Why Tesla Motors Inc (TSLA) Isn’t Afraid of the Competition

Tesla Motors Inc (NASDAQ:TSLA)Tesla Motors Inc (NASDAQ:TSLA)‘ ballooning market value has astonished even its most devoted critics. Shares of the electric-car maker are up more than 370% on the year. However, competition is starting to heat up in the electric vehicle space with new entrants, such as BMW targeting the mass EV market in a big way. Despite such threats, Tesla Motors Inc (NASDAQ:TSLA) CEO Elon Musk sees a bright future for his niche auto company. In fact, Musk’s opinions of the competition may surprise investors.

The more competition, the better
“I hope Tesla is surrounded by electric cars from other manufacturers,” the outspoken CEO remarked in an interview with Bloomberg earlier this year. It now looks like Musk’s wish is becoming a reality. This week, BMW joined the ranks of established automakers with EV models for sale. BMW unveiled its new all-electric i3 model in New York on Monday, though the car won’t be available in the United States until the second-quarter of 2014.

Tesla Motors Inc (NASDAQ:TSLA) bears immediately anchored to the BMW i3’s price point of $41,350 before federal and state tax credits, which is notably less than what it costs for a new Tesla Model S. However, the Model S gets nearly three times as much battery range as the i3, as well as faster acceleration. Then again, who’s counting? Not Musk, since Tesla welcomes EV competitors.

To be fair, this isn’t just CEO lip service. In fact, Tesla is already helping some rival automakers build electric cars. The company is supplying powertrains for the 2014 Mercedes-Benz Electric Drive, which will include Tesla-manufactured battery packs, electric motors, on-board chargers, and other electronics. Toyota Motor Corporation (ADR) (NYSE:TM) also has Tesla Motors Inc (NASDAQ:TSLA) to thank for its electric RAV 4; it comes with a Tesla-made motor and lithium-ion batteries.

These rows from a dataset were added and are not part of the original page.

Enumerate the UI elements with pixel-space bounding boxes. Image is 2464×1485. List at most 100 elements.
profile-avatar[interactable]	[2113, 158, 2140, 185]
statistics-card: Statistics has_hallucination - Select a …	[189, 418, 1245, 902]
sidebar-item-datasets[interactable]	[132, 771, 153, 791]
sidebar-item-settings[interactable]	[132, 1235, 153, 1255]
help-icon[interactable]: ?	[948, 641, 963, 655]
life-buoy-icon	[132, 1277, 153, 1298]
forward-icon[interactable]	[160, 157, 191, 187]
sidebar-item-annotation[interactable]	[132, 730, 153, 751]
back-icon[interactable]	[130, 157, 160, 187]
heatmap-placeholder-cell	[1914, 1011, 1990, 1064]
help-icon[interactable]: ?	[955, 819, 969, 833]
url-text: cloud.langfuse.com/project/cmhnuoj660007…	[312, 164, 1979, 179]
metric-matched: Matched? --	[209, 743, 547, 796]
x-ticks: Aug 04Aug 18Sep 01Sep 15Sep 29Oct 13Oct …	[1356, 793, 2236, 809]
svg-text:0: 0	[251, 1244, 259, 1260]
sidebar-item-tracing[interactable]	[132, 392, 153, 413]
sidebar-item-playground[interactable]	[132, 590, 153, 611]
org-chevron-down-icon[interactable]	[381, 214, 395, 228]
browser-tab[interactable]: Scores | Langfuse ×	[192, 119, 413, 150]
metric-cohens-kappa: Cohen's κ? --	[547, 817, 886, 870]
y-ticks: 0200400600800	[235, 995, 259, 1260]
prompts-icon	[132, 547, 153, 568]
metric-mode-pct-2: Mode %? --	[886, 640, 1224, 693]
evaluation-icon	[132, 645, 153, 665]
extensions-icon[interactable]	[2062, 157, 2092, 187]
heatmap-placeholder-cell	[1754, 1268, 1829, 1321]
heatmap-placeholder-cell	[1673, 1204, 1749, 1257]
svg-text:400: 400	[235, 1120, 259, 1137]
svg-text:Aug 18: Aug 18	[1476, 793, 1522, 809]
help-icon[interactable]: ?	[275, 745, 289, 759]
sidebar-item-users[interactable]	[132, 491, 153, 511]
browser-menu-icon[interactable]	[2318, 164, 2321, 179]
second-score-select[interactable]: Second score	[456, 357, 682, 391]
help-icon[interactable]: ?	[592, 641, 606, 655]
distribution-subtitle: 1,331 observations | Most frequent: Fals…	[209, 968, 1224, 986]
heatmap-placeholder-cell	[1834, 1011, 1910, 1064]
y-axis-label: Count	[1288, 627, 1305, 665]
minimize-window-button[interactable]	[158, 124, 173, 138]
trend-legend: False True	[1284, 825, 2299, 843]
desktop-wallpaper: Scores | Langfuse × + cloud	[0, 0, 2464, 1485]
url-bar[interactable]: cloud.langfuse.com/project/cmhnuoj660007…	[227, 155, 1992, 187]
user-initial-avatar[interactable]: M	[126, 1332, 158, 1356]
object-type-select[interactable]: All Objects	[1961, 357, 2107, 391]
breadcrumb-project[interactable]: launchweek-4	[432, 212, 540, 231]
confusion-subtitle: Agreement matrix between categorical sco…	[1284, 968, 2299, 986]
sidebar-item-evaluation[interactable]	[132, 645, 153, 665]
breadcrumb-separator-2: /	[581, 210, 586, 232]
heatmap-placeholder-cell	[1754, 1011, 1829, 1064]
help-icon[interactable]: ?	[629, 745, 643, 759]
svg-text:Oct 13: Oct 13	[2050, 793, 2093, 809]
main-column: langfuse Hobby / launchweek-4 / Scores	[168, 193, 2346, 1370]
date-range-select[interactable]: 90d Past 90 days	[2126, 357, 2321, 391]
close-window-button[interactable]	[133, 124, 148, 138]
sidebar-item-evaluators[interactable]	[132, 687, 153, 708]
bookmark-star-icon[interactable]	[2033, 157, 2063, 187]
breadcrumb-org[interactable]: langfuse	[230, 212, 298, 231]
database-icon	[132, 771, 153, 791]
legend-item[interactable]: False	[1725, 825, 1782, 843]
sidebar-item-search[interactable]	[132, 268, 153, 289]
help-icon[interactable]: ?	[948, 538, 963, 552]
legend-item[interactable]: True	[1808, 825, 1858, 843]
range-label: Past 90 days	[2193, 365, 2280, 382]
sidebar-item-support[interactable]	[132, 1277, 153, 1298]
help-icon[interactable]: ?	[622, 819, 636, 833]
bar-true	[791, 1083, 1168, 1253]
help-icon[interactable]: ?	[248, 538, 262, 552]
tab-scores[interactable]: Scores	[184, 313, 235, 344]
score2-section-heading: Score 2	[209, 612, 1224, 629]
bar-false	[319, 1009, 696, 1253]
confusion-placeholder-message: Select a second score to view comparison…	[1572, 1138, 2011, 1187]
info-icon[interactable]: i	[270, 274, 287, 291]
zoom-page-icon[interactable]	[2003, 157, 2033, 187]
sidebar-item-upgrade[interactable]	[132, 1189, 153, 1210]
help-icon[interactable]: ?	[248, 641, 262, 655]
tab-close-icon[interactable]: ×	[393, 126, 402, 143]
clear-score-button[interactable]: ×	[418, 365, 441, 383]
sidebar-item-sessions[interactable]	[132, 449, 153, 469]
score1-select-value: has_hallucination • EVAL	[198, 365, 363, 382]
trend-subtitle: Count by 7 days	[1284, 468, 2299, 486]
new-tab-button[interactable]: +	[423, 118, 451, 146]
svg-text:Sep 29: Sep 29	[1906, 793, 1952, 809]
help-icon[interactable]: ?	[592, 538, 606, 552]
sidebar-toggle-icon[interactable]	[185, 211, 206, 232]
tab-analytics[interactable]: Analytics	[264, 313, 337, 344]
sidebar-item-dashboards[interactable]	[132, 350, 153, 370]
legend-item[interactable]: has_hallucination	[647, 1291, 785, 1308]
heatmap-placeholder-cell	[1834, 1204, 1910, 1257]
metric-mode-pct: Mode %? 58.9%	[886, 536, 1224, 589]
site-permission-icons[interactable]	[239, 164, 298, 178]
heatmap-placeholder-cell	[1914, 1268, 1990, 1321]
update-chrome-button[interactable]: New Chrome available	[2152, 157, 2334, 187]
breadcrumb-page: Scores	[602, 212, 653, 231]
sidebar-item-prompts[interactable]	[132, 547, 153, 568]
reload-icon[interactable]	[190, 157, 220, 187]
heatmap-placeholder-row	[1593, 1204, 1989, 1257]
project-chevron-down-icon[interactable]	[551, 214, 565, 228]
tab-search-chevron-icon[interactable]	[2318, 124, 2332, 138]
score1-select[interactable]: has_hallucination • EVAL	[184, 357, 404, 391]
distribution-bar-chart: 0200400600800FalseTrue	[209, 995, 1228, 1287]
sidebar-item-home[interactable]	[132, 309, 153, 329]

These are two examples of how Tesla Motors Inc (NASDAQ:TSLA)’s business model is structured to accelerate widespread EV adoption, even if that means working together with competitors. I suspect we’ll see more deals between the Palo Alto company and rival automakers in the future. However, before mass EV adoption becomes a reality, carmakers such as Tesla need to focus on producing cheaper electric options.